Our company has a 500-year history of transporting messages securely and confidentially. Today, in the digital age, we extend this security into the virtual world. At Deutsche Post DHL Group, we are committed to maintaining the highest levels of compliance and keeping our customers’, employees’, and business data secure. Our goal, as outlined in our Sustainability Roadmap, is to remain a highly trusted company.
- ISO 2700x
Deutsche Post DHL Group runs a full-featured ISO 2700x-based information security management system with certified main data centers and a full complement of objectives, processes, and guidelines to support our Information Security Policy.
- On Guard 24/7
Our industry-leading Cyber Defense Center operates 24/7 using a follow-the-sun model to continuously monitor our global networks and provide rapid incident response.
- Proven Security
Our servers, web applications, and end-user equipment are routinely scanned for vulnerabilities, and our internal audit team regularly checks whether procedures are in place and followed. We provide frequent, transparent reporting to top management on the state of security.

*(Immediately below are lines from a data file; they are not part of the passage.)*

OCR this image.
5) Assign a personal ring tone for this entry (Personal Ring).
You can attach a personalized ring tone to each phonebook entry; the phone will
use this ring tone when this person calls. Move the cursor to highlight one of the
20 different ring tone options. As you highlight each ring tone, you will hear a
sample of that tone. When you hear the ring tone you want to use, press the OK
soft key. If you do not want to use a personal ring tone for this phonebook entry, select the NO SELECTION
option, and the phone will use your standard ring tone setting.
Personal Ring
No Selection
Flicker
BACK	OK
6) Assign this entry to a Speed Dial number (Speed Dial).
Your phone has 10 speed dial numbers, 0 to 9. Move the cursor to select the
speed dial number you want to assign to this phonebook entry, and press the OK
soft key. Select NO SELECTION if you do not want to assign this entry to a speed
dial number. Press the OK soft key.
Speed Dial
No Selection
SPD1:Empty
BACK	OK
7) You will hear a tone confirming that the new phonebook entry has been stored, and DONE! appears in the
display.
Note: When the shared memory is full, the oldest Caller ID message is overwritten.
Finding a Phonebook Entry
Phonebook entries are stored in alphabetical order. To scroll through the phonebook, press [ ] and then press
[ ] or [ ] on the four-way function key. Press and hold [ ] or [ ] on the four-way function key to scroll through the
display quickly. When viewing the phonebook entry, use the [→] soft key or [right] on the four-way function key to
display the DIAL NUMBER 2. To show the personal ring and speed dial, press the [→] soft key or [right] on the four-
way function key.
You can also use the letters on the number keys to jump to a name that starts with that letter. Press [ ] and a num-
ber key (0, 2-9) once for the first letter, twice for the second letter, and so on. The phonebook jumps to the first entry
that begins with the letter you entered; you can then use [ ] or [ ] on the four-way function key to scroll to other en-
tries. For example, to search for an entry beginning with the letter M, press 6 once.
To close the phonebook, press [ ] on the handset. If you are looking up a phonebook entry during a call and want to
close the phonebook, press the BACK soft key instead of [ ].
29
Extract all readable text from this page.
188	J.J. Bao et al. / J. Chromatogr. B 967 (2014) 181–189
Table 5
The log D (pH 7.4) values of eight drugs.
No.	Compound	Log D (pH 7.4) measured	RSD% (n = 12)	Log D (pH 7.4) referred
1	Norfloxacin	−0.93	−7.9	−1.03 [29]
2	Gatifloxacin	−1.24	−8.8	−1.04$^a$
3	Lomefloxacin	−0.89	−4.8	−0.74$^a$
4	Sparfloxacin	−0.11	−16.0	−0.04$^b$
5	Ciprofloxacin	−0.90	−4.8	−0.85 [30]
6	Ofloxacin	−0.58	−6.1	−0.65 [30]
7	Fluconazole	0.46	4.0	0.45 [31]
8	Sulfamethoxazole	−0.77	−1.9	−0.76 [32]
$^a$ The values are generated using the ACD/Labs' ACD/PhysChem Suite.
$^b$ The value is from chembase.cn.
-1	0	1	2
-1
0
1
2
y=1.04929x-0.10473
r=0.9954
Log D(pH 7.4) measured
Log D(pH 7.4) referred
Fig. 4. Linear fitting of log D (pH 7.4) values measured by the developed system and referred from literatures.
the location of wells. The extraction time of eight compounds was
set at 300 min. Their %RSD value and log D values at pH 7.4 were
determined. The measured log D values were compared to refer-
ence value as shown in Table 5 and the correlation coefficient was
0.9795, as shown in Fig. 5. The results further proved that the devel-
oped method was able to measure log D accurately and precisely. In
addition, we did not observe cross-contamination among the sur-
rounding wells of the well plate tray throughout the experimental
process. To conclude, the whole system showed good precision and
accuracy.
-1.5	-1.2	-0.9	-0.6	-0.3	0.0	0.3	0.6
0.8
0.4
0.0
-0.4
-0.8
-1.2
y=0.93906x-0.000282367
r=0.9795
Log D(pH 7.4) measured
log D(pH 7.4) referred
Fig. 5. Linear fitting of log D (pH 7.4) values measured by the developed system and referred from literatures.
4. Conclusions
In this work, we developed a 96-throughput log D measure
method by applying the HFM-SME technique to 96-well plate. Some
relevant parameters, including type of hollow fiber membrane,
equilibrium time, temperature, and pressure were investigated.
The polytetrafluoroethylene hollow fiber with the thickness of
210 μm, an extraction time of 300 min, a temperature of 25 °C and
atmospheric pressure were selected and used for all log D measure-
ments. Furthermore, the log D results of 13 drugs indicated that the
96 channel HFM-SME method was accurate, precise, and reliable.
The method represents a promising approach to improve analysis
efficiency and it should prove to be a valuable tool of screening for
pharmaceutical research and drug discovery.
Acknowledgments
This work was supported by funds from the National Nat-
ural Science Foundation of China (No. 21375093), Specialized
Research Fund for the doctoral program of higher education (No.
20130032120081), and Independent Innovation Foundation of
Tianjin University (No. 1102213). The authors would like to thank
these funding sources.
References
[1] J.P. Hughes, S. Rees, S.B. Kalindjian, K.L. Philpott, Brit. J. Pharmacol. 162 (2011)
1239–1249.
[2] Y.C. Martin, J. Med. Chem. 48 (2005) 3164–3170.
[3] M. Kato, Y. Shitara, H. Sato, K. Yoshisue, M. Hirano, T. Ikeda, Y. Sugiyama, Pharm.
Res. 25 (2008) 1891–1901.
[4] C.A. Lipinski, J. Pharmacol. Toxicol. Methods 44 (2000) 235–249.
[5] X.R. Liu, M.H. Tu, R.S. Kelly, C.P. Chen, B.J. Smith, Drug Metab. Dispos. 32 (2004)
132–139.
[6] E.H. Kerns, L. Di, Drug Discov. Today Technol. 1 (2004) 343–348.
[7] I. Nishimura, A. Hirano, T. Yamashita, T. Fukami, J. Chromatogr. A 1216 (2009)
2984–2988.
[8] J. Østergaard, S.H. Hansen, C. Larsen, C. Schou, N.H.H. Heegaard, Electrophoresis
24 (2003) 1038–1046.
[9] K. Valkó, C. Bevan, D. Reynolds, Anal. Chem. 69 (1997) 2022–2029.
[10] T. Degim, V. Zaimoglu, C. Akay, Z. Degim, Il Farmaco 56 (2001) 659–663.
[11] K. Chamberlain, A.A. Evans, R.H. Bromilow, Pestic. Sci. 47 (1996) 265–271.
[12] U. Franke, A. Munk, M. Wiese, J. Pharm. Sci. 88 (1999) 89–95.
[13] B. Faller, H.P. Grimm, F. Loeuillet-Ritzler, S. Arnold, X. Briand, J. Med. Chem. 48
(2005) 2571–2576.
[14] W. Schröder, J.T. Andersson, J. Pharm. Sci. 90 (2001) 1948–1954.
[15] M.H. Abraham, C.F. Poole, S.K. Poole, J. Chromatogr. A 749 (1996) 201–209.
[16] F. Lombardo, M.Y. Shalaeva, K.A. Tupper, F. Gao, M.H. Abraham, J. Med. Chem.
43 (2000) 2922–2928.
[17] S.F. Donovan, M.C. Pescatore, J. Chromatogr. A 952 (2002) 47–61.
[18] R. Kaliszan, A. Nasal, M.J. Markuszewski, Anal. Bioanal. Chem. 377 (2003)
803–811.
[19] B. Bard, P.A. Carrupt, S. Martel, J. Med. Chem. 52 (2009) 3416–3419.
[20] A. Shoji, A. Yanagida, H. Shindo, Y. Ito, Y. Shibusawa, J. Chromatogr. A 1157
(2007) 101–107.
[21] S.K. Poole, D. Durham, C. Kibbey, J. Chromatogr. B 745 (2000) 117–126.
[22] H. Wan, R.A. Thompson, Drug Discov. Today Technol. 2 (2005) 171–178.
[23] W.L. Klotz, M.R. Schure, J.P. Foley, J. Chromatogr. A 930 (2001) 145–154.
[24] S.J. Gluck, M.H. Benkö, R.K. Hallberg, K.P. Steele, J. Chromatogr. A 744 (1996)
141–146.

- Corporate Standardization
We consistently apply uniform server standards to ensure that all our servers have hardened configurations, are suitably patched, and are well integrated into all maintenance processes. This good housekeeping addresses the basis for strong security and confidentiality protection.
- Ubiquitous Awareness
Our employees are our best defense. We conduct mandatory security trainings for all IT users in the Group. In addition, we run frequent simulations, including regular phishing simulations, to ensure awareness.
Information security code of practice for partners
We operate our business in a connected world, which means we run and maintain thousands of interfaces with our partners. These interfaces are used, for example, to deliver goods and services, access our systems, process our data, or provide us with cloud-based services or platforms. Consequently, a successful cyber attack on an interface could also penetrate Deutsche Post DHL Group’s systems and/or network, affect our operations, or disrupt supply chains.
At Deutsche Post DHL Group, we aim to minimize the risk of cross-infections or service disruptions by ensuring that our partners adhere to our high information security standards. To achieve this goal, we have added an information security annex to our supplier contracts: The Information Security Code of Practice for Partners (ISCOP v3) is based on the Deutsche Post DHL Group Information Security Target Model and ISO 27001.
ISCOP v3 is applicable to all supplier contracts. It specifies that suppliers must follow the ISO 27001 standard or equivalent international security standards. Deutsche Post DHL Group only works with partners who agree to our Information Security Code of Practice.
Vulnerability Disclosure Policy
The security of our online platforms and applications is of great importance to us. We ask that you disclose information security issues in a responsible way and in accordance with this Responsible Disclosure Process. We will then validate and fix vulnerabilities following our vulnerability management program.